Ann Patchett is the author of five previous novels, including 'Bel Canto', which won the Orange Prize for Fiction. She writes for the 'New York Times Magazine', 'Elle', 'GQ', the 'Financial Times', the 'Paris Review' and 'Vogue'. She lives in Nashville, Tennessee.

'Nemesis' by Philip Roth, Random House - Vintage, £7.99 (fiction)
In the "stifling heat of equatorial Newark", 1944, a terrifying epidemic is raging, threatening the children of the New Jersey city with maiming, paralysis, lifelong disability, even death. Vigorous, decent 23-year-old playground director Bucky Cantor is devoted to his charges and disappointed with himself because his weak eyes have excluded him from serving in the War. As polio begins to ravage Bucky's playground, Roth leads us through every inch of emotion such a pestilence can breed: the fear, the panic, the anger, the bewilderment, the suffering and the pain. Through this story runs the dark question that haunts all four of Roth's late short novels, 'Everyman', 'Indignation', 'The Humbling' and now 'Nemesis': what choices fatally shape a life? How powerless is each of us up against the force of circumstances?

Philip Roth is among the highest rank of American writers and has won a string of international awards including the Pulitzer Prize for 'American Pastoral', the US National Medal of Arts and the Gold Medal in Fiction from the American Academy of Arts and Letters. He has twice won the US National Book Award and the National Book Critics Circle Award, and he has won the PEN/Faulkner Award three times. He has received PEN's two most prestigious prizes: the PEN/Nabokov Award and the PEN/Saul Bellow Award for Achievement in American Fiction. In 2011 Roth won the International Man Booker Prize. Philip Roth is the third living American writer to have his work published in a comprehensive, definitive edition by the Library of America. The last of the eight volumes is scheduled for publication in 2013.

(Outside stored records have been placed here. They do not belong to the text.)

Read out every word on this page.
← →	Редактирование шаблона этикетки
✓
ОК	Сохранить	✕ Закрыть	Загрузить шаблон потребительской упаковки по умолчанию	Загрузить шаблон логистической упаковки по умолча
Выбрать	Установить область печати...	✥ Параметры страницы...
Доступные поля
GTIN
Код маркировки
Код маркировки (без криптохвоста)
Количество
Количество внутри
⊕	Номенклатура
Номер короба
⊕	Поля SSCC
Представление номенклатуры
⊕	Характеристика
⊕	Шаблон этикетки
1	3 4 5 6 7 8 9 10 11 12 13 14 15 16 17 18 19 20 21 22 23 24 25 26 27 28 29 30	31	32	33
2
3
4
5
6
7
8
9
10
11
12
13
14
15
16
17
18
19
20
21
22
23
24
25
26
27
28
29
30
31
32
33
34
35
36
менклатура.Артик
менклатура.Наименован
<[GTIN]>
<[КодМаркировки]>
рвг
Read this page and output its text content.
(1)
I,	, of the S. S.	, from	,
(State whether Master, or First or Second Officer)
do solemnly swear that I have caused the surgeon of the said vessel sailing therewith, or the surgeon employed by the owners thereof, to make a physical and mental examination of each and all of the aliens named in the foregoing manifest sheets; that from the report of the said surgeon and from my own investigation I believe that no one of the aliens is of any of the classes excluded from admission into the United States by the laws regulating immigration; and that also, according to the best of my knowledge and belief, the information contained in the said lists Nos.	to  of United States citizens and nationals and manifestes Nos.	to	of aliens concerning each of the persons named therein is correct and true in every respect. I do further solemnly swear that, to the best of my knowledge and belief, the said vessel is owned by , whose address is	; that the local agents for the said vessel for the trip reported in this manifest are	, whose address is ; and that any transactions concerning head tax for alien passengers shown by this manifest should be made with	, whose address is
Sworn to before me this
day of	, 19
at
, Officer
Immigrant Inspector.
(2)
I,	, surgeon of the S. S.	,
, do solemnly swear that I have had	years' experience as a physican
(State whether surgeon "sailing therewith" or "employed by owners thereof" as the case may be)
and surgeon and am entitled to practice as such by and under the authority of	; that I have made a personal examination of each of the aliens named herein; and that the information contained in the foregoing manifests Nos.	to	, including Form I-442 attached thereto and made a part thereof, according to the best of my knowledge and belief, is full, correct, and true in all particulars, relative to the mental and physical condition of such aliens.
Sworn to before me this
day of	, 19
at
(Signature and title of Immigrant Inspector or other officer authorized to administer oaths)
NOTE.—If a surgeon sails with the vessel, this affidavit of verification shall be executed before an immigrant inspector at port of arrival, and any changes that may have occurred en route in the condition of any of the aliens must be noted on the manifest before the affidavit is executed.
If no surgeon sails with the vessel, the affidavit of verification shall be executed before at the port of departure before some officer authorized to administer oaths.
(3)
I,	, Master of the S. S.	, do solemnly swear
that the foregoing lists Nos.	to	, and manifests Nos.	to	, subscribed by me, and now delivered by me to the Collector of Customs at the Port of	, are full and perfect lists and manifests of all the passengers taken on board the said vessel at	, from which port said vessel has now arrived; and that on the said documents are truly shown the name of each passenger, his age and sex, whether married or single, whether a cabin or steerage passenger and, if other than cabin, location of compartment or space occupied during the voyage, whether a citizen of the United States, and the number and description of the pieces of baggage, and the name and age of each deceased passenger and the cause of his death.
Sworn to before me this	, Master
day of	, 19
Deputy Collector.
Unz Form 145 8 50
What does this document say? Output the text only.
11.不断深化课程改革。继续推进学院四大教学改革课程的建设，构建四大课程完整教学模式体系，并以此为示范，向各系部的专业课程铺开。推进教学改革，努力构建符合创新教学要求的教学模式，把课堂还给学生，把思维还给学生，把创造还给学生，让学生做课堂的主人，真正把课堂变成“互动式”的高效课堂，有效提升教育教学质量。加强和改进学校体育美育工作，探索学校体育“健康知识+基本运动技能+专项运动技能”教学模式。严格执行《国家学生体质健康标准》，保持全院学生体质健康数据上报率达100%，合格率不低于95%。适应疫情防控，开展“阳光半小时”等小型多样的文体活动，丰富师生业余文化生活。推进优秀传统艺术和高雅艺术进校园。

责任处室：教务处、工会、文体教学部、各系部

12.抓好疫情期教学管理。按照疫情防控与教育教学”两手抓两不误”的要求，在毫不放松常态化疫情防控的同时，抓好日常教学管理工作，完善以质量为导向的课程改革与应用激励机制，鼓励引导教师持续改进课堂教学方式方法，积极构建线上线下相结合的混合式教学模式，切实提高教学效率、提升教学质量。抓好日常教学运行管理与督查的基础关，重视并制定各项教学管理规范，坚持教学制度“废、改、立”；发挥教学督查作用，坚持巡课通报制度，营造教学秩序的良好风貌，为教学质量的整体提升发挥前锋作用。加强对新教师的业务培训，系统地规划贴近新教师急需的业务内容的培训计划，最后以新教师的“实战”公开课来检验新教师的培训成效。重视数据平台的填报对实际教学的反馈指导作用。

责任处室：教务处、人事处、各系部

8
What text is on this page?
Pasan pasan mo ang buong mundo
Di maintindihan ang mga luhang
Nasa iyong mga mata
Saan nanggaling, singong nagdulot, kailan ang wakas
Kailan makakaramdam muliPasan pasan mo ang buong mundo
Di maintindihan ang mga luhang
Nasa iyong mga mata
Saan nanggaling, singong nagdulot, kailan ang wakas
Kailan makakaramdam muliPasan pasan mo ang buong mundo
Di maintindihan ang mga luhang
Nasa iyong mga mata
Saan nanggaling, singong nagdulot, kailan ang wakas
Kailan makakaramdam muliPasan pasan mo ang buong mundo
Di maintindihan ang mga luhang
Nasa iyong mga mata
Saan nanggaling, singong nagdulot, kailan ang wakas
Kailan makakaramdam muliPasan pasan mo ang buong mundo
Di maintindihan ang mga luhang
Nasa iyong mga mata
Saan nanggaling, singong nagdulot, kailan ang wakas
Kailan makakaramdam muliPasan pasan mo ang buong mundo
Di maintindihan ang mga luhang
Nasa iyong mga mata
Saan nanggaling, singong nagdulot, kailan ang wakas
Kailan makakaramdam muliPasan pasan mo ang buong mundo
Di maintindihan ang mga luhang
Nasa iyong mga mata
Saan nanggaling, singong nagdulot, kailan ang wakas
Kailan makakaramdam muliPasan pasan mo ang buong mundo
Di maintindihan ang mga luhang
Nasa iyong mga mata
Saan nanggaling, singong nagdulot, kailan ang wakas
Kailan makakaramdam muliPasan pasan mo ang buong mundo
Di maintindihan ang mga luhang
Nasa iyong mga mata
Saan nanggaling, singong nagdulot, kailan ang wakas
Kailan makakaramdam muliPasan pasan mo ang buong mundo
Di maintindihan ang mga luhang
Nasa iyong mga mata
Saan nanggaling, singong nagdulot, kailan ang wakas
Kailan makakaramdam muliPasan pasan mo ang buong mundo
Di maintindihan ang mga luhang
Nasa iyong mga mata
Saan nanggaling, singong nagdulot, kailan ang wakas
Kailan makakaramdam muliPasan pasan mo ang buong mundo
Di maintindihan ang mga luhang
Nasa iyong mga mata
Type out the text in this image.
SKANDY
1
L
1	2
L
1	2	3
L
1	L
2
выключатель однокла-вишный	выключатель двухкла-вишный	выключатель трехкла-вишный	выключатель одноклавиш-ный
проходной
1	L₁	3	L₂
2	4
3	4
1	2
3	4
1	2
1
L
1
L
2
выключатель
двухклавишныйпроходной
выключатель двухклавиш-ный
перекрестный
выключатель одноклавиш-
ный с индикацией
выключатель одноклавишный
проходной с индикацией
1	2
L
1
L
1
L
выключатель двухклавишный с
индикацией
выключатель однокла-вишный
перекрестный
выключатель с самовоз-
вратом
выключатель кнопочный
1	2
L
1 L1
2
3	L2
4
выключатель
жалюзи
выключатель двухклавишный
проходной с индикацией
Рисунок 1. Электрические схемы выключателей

'My Dear I Wanted To Tell You' by Louisa Young, HarperCollins, £12.99 (fiction)
While Riley Purefoy and Peter Locke fight for their country, their survival and their sanity in the trenches of Flanders, Nadine Waveney, Julia Locke and Rose Locke do what they can at home. Beautiful, obsessive Julia and gentle, eccentric Peter are married: each day Julia goes through rituals to prepare for her beloved husband's ever-imminent return. Riley and Nadine, only 18 when the War starts, and with problems of their own already, want above all to make promises - but how can they, when the future is not in their hands? And Rose? Well, what did happen to the traditionally brought-up women who lost all hope of marriage, because all the young men were dead?

Set on the Western Front, in London, Kent, Paris and Wigan, 'My Dear I Wanted to Tell You' is a moving and powerful novel of love, class and sex in wartime, and how war affects those left behind as well as those who fight.

Louisa Young was born in London. She was for many years a freelance journalist, working mostly for the motorcycle press, for 'Marie Claire' and for the 'Guardian'. She has travelled widely and published ten books. She lives in London and Italy with her daughter and the composer Robert Lockhart. She is the adult half of Zizou Corder, authors of the best-selling 'Lionboy' trilogy, which is published in 36 languages.